How a request reaches a service

graph TD
    Browser["1. Browser requests radarr.pez.sh"] --> DNS
    DNS["2. Hetzner DNS resolves<br/>to helsinki-a's public IP"] --> Caddy
    Caddy["3. Caddy terminates TLS,<br/>receives request"] --> AuthCheck{"4. Requires auth?"}

    AuthCheck -->|YES| Authelia["forward_auth → Authelia<br/>(localhost:9091)"]
    AuthCheck -->|NO| Proxy

    Authelia -->|Authenticated| Proxy["5. Reverse-proxy to backend<br/>over Tailscale<br/>(e.g. london-b:7878)"]
    Authelia -->|Not authenticated| Redirect["Redirect to auth.pez.sh"]

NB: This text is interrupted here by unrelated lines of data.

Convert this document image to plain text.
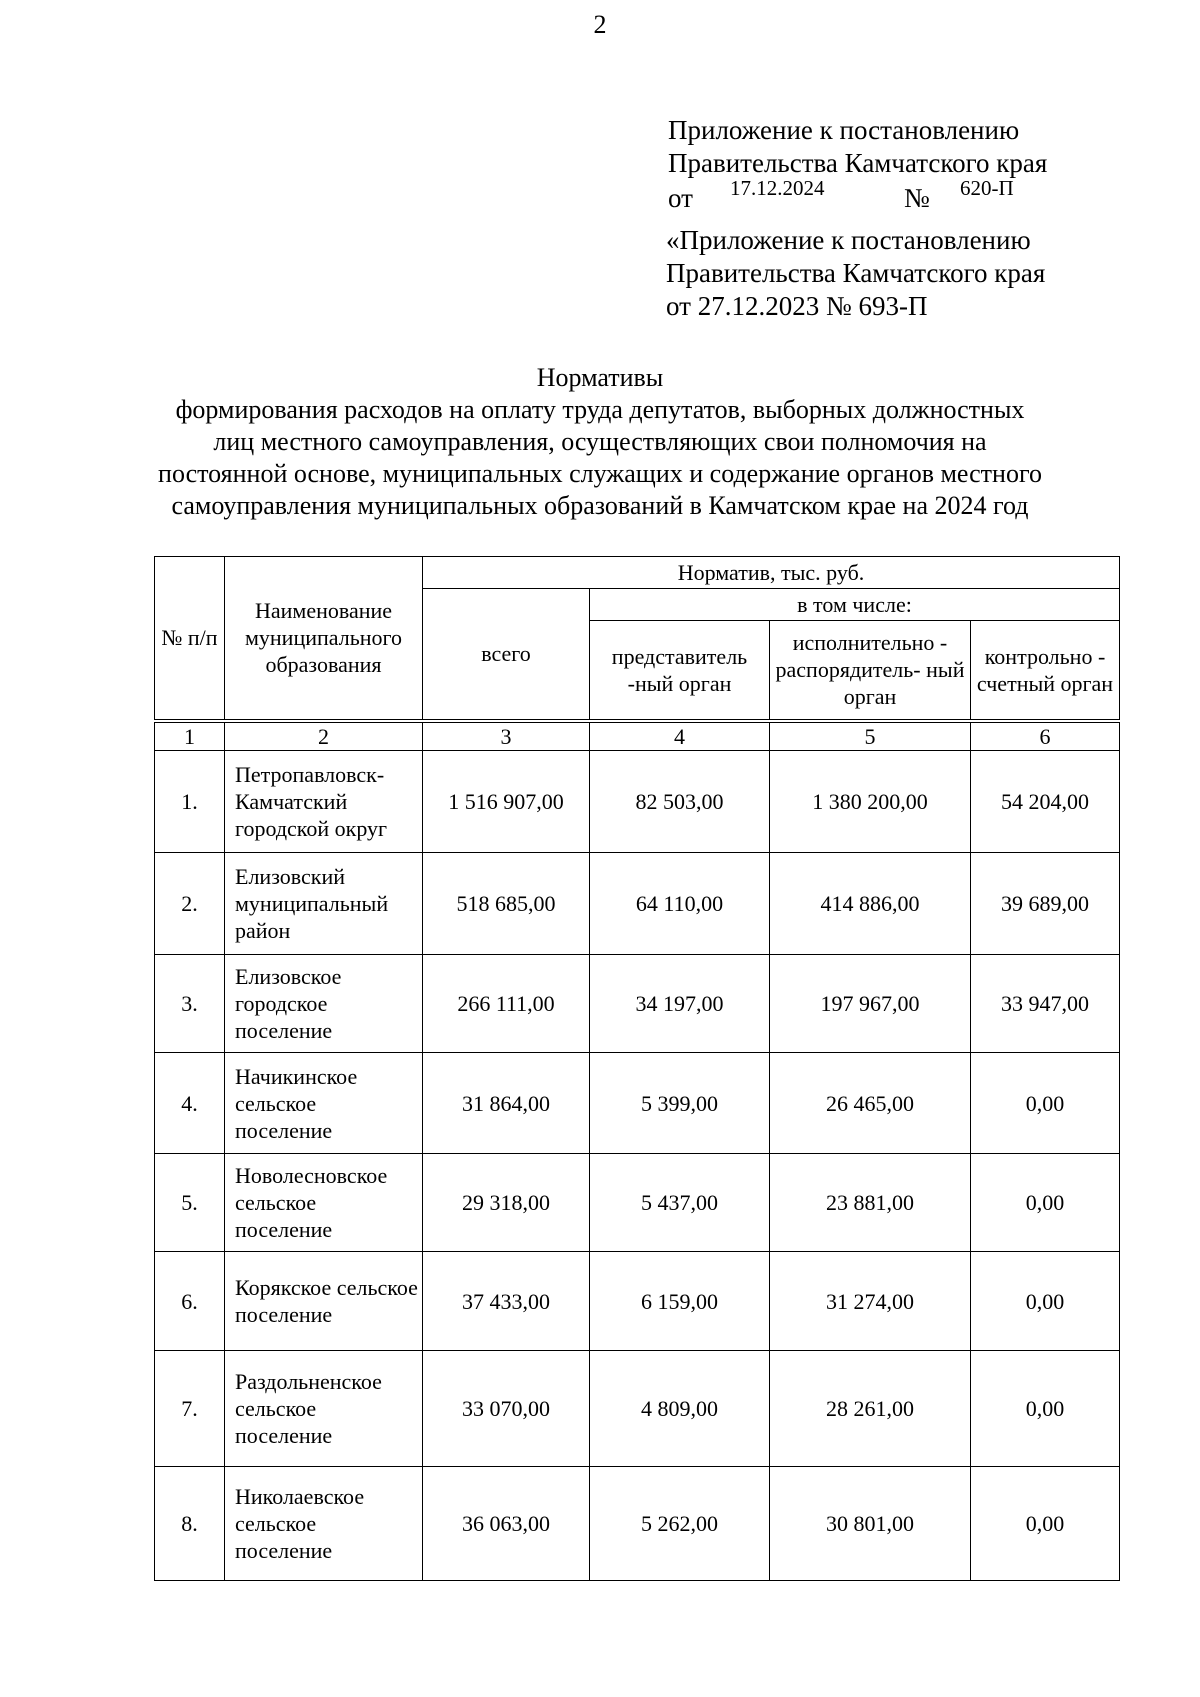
2
Приложение к постановлению
Правительства Камчатского края
от 17.12.2024	№ 620-П
«Приложение к постановлению
Правительства Камчатского края
от 27.12.2023 № 693-П
Нормативы
формирования расходов на оплату труда депутатов, выборных должностных
лиц местного самоуправления, осуществляющих свои полномочия на
постоянной основе, муниципальных служащих и содержание органов местного
самоуправления муниципальных образований в Камчатском крае на 2024 год
№ п/п	Наименование муниципального образования	Норматив, тыс. руб.			
		всего	в том числе:		
			представитель -ный орган	исполнительно - распорядитель- ный орган	контрольно - счетный орган
1	2	3	4	5	6
1.	Петропавловск-Камчатский городской округ	1 516 907,00	82 503,00	1 380 200,00	54 204,00
2.	Елизовский муниципальный район	518 685,00	64 110,00	414 886,00	39 689,00
3.	Елизовское городское поселение	266 111,00	34 197,00	197 967,00	33 947,00
4.	Начикинское сельское поселение	31 864,00	5 399,00	26 465,00	0,00
5.	Новолесновское сельское поселение	29 318,00	5 437,00	23 881,00	0,00
6.	Корякское сельское поселение	37 433,00	6 159,00	31 274,00	0,00
7.	Раздольненское сельское поселение	33 070,00	4 809,00	28 261,00	0,00
8.	Николаевское сельское поселение	36 063,00	5 262,00	30 801,00	0,00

    Proxy --> Response["6. Response flows back:<br/>backend → Caddy → browser"]

Public Subdomains

All subdomains resolve directly to helsinki-a, where Caddy terminates TLS. Hosts marked with both pez.sh and pez.solutions are reachable on either TLD.

Subdomain Backend Auth
auth.pez.sh / auth.pez.solutions helsinki-a:9091 (Authelia)
bitwarden.pez.sh helsinki-a:8443 (Vaultwarden) Own auth
git.pez.sh helsinki-a:3000 (Forgejo) Own auth
ldap.pez.sh helsinki-a:17170 (LLDAP web UI) LLDAP login
status.pez.sh helsinki-a:/srv/status (static)
apps.pez.sh / apps.pez.solutions helsinki-a:/srv/apps (static dashboard) Authelia
pez.sh helsinki-a:/srv/pez.sh (static)
pez.solutions helsinki-a:/srv/pez.solutions (static)
signup.pez.solutions helsinki-a:/srv/pez-signup (static)
naveen.pez.sh helsinki-a:/srv/naveen (static)
london-a.pez.sh london-a:8006 (Proxmox UI) Proxmox login
jellyfin.pez.sh / .solutions london-b:8096 Own auth
plex.pez.sh / .solutions london-b:32400 Own auth
music.pez.sh london-b:4533 (Navidrome) Own auth
request.pez.sh / .solutions london-b:5055 (Jellyseerr) Own auth
jellyfin-requests.pez.sh / .solutions london-b:5056 (Overseerr) Own auth
radarr.pez.sh / .solutions london-b:7878 Authelia
sonarr.pez.sh / .solutions london-b:8989 Authelia
lidarr.pez.sh / .solutions london-b:8686 Authelia
readarr.pez.sh / .solutions london-b:8787 Authelia
prowlarr.pez.sh / .solutions london-b:9696 Authelia
soulseek.pez.sh / .solutions london-b:5030 (slskd) Authelia
download.pez.sh / .solutions london-b:9091 (Transmission) Authelia

A few pez.sh records bypass Caddy entirely: mail points at nuremberg-a, minecraft and wow point at copenhagen-a's public IP (game clients connect directly), and public is a CNAME to a Cloudflare R2 public bucket (public.r2.dev).

Mail DNS

nuremberg-a handles mail for pez.sh. DNS records managed in Hetzner DNS (Terraform):

  • MX record pointing to nuremberg-a
  • SPF record for sender verification
  • DKIM record for message signing
  • DMARC record for policy enforcement

Caddy TLS

Caddy terminates TLS for all public traffic. Certificates are obtained and renewed automatically via ACME (Let's Encrypt). No manual cert management, no cron jobs, no renewals to think about.

Example Caddyfile block for a protected service:

radarr.pez.sh {
    forward_auth localhost:9091 {
        uri /api/authz/forward-auth
        copy_headers Remote-User Remote-Groups Remote-Name Remote-Email
    }
    reverse_proxy 100.84.65.101:7878
}

Compare that to the equivalent Nginx config — about 4 lines vs 20. This is why I use Caddy.